Wednesday, 8 February 2017

Joint Oireachtas Committee on Health

Catheterisation Laboratory Clinical Review: Discussion

1:30 pm

Dr. Niall Herity:

There were three questions there. As I recall them they were on clinical risk, the number of patients referred out of hours and whether more patients would come if there were more capacity. On the last question, I would make no assumption that would be the case. The reason is that the referral patterns of cardiologists or other specialists to specialist centres focus on many different aspects.
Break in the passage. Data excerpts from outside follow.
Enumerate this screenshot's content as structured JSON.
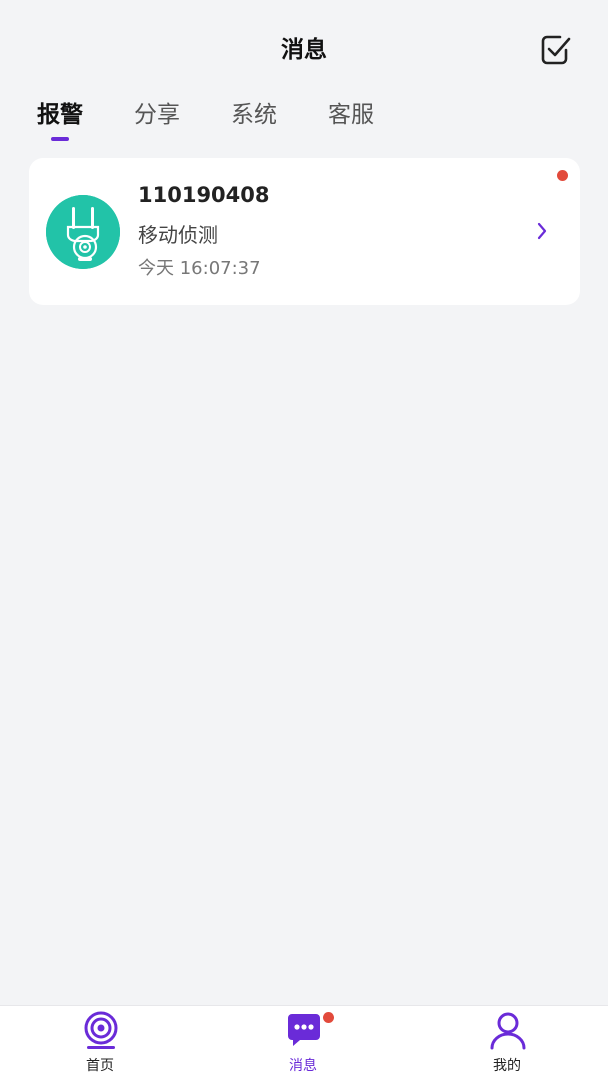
{
  "header": {
    "title": "消息"
  },
  "tabs": [
    {
      "label": "报警",
      "active": true
    },
    {
      "label": "分享",
      "active": false
    },
    {
      "label": "系统",
      "active": false
    },
    {
      "label": "客服",
      "active": false
    }
  ],
  "messages": [
    {
      "device_id": "110190408",
      "event": "移动侦测",
      "time": "今天 16:07:37",
      "unread": true,
      "icon": "camera-icon"
    }
  ],
  "bottom_nav": [
    {
      "label": "首页",
      "icon": "home-camera-icon",
      "active": false
    },
    {
      "label": "消息",
      "icon": "message-icon",
      "active": true,
      "badge": true
    },
    {
      "label": "我的",
      "icon": "profile-icon",
      "active": false
    }
  ],
  "colors": {
    "accent": "#6a2bd8",
    "badge": "#e24a3b",
    "avatar_bg": "#22c3a8",
    "background": "#f3f4f6"
  }
}
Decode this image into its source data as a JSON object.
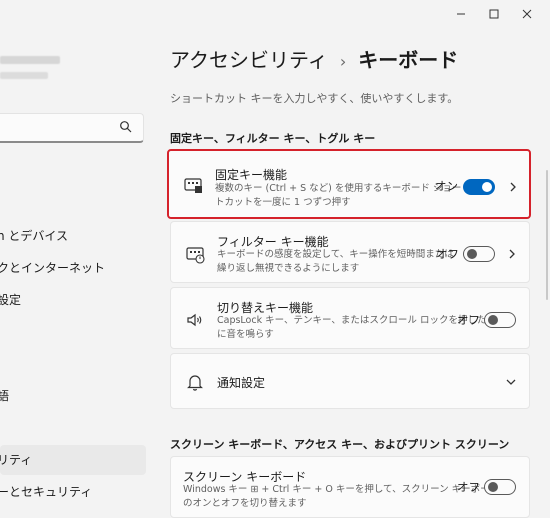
{
  "sidebar": {
    "search_placeholder": "",
    "items": [
      {
        "label": "h とデバイス"
      },
      {
        "label": "クとインターネット"
      },
      {
        "label": "設定"
      },
      {
        "label": "語"
      },
      {
        "label": "リティ"
      },
      {
        "label": "ーとセキュリティ"
      }
    ]
  },
  "header": {
    "breadcrumb_parent": "アクセシビリティ",
    "breadcrumb_separator": "›",
    "breadcrumb_current": "キーボード",
    "description": "ショートカット キーを入力しやすく、使いやすくします。"
  },
  "sections": {
    "sticky_section_title": "固定キー、フィルター キー、トグル キー",
    "screen_section_title": "スクリーン キーボード、アクセス キー、およびプリント スクリーン"
  },
  "cards": {
    "sticky": {
      "title": "固定キー機能",
      "desc_line1": "複数のキー (Ctrl + S など) を使用するキーボード ショー",
      "desc_line2": "トカットを一度に 1 つずつ押す",
      "state": "オン"
    },
    "filter": {
      "title": "フィルター キー機能",
      "desc_line1": "キーボードの感度を設定して、キー操作を短時間または",
      "desc_line2": "繰り返し無視できるようにします",
      "state": "オフ"
    },
    "toggle": {
      "title": "切り替えキー機能",
      "desc_line1": "CapsLock キー、テンキー、またはスクロール ロックを押したとき",
      "desc_line2": "に音を鳴らす",
      "state": "オフ"
    },
    "notify": {
      "title": "通知設定"
    },
    "osk": {
      "title": "スクリーン キーボード",
      "desc_line1": "Windows キー ⊞ + Ctrl キー + O キーを押して、スクリーン キーボード",
      "desc_line2": "のオンとオフを切り替えます",
      "state": "オフ"
    }
  },
  "colors": {
    "accent": "#0067c0",
    "highlight_border": "#d5222b",
    "background": "#f3f3f3",
    "card": "#fbfbfb"
  }
}
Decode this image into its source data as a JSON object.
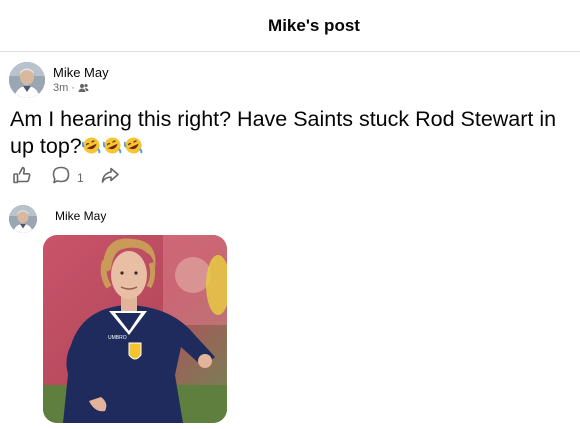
{
  "header": {
    "title": "Mike's post"
  },
  "post": {
    "author": "Mike May",
    "time": "3m",
    "separator": "·",
    "audience_icon": "friends-icon",
    "text": "Am I hearing this right? Have Saints stuck Rod Stewart in up top?",
    "emojis": [
      "rolling-on-floor-laughing-emoji",
      "rolling-on-floor-laughing-emoji",
      "rolling-on-floor-laughing-emoji"
    ],
    "comment_count": "1"
  },
  "comment": {
    "author": "Mike May",
    "image": "photo-of-footballer-in-navy-scotland-kit"
  },
  "colors": {
    "text": "#050505",
    "secondary_text": "#65676b",
    "divider": "#dcdfe3",
    "kit_navy": "#1f2b5c"
  }
}
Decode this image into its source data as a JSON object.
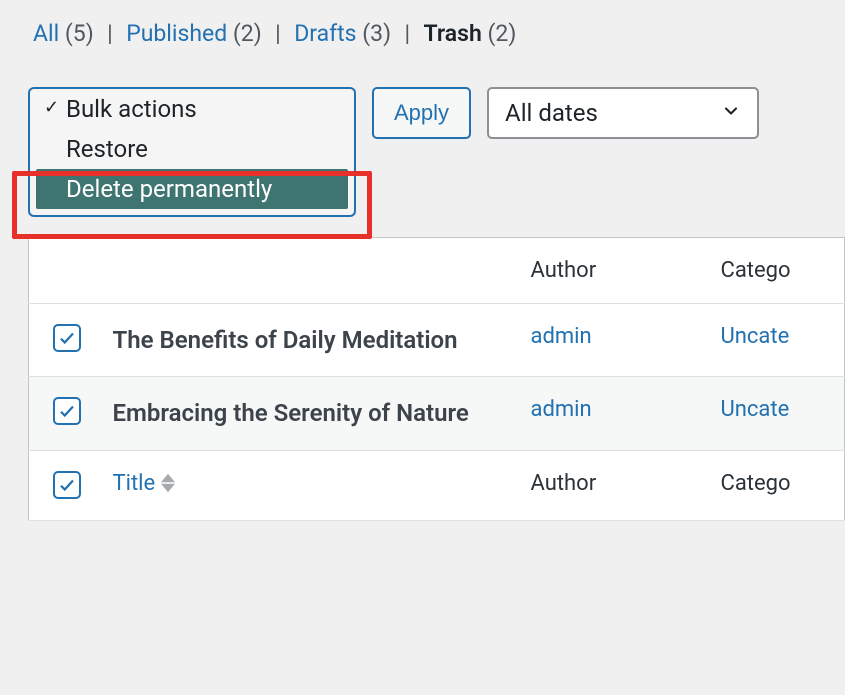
{
  "filters": {
    "all": {
      "label": "All",
      "count": "(5)"
    },
    "published": {
      "label": "Published",
      "count": "(2)"
    },
    "drafts": {
      "label": "Drafts",
      "count": "(3)"
    },
    "trash": {
      "label": "Trash",
      "count": "(2)"
    }
  },
  "bulk": {
    "option_default": "Bulk actions",
    "option_restore": "Restore",
    "option_delete": "Delete permanently"
  },
  "apply_label": "Apply",
  "date_filter": {
    "selected": "All dates"
  },
  "columns": {
    "title": "Title",
    "author": "Author",
    "categories": "Catego"
  },
  "rows": [
    {
      "title": "The Benefits of Daily Meditation",
      "author": "admin",
      "category": "Uncate",
      "checked": true
    },
    {
      "title": "Embracing the Serenity of Nature",
      "author": "admin",
      "category": "Uncate",
      "checked": true
    }
  ],
  "footer": {
    "title": "Title",
    "author": "Author",
    "categories": "Catego"
  }
}
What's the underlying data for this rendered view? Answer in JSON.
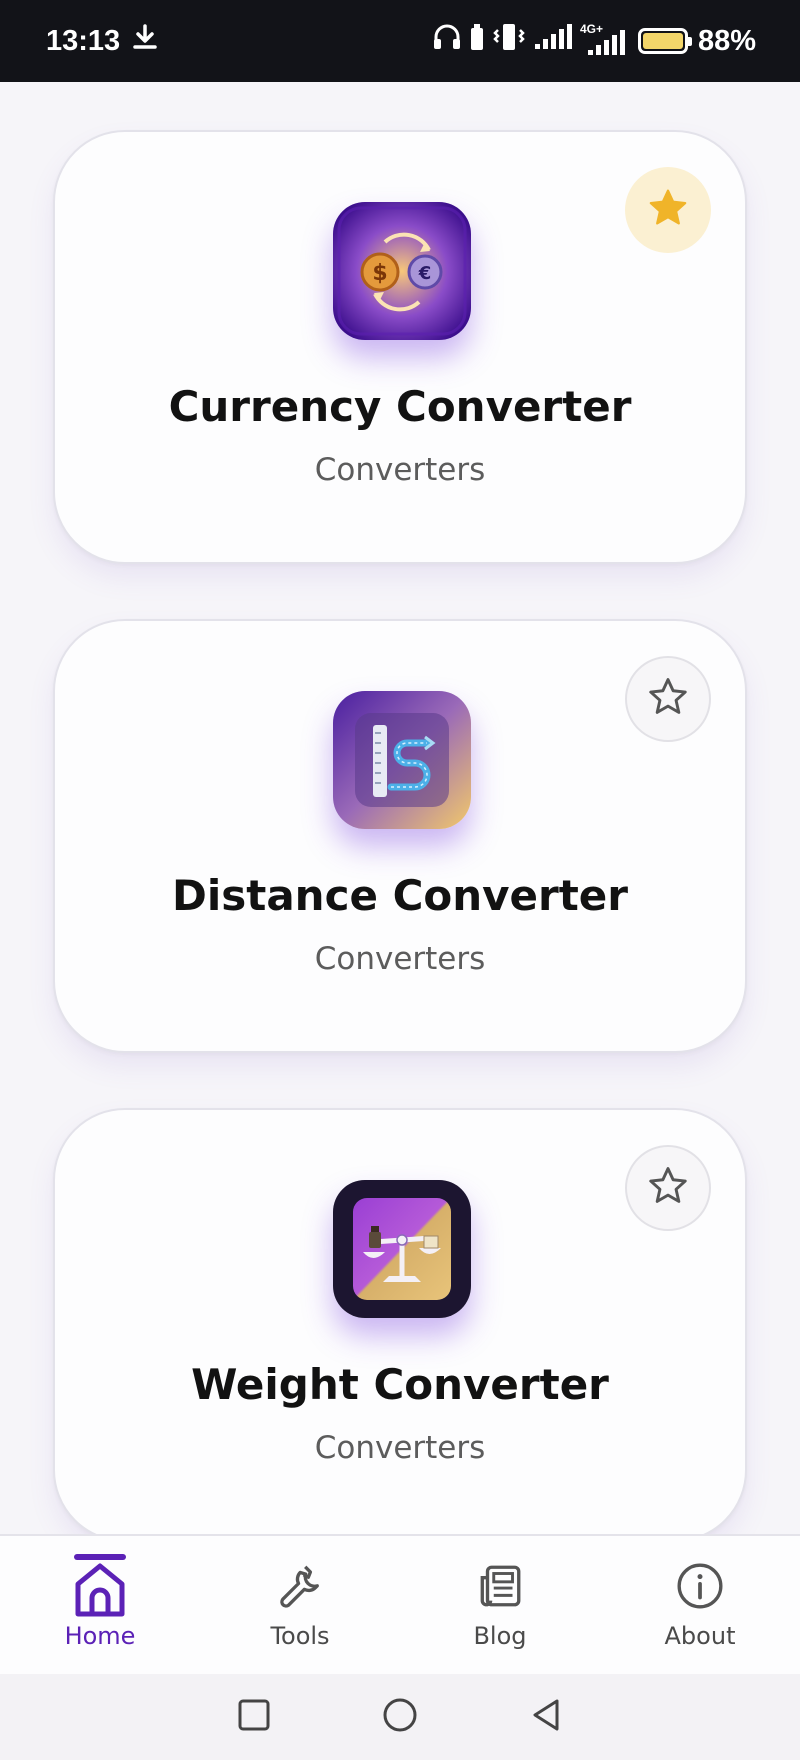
{
  "status_bar": {
    "time": "13:13",
    "battery": "88%",
    "network_label": "4G+"
  },
  "tools": [
    {
      "title": "Currency Converter",
      "category": "Converters",
      "favorited": true
    },
    {
      "title": "Distance Converter",
      "category": "Converters",
      "favorited": false
    },
    {
      "title": "Weight Converter",
      "category": "Converters",
      "favorited": false
    }
  ],
  "bottom_nav": {
    "items": [
      {
        "label": "Home",
        "icon": "home-icon",
        "active": true
      },
      {
        "label": "Tools",
        "icon": "wrench-icon",
        "active": false
      },
      {
        "label": "Blog",
        "icon": "newspaper-icon",
        "active": false
      },
      {
        "label": "About",
        "icon": "info-icon",
        "active": false
      }
    ]
  },
  "colors": {
    "accent": "#5b21b6",
    "star_active": "#f0b429",
    "card_border": "#e3e2ea"
  }
}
I am a referral cardiologist and a referring cardiologist so I know exactly how this works. Much of it has to do with where those cardiologists practise their cath lab sessions. In the case of south Tipperary and Wexford, naturally the patients follow them to Waterford because that is where they have their cath lab sessions. Similarly for patients from Carlow and Kilkenny, naturally those patients gravitate towards St. James's Hospital in Dublin because that is where the cath lab sessions are. The patterns also reflect many years of experience of how good a service has been received from the various options that they have referred patients to and, indeed, long-standing interpersonal and interprofessional relationships. I would not jump to an assumption that, if capacity were suddenly to change or to double, patient referral patterns, or so-called patient flows, would necessarily and automatically also follow.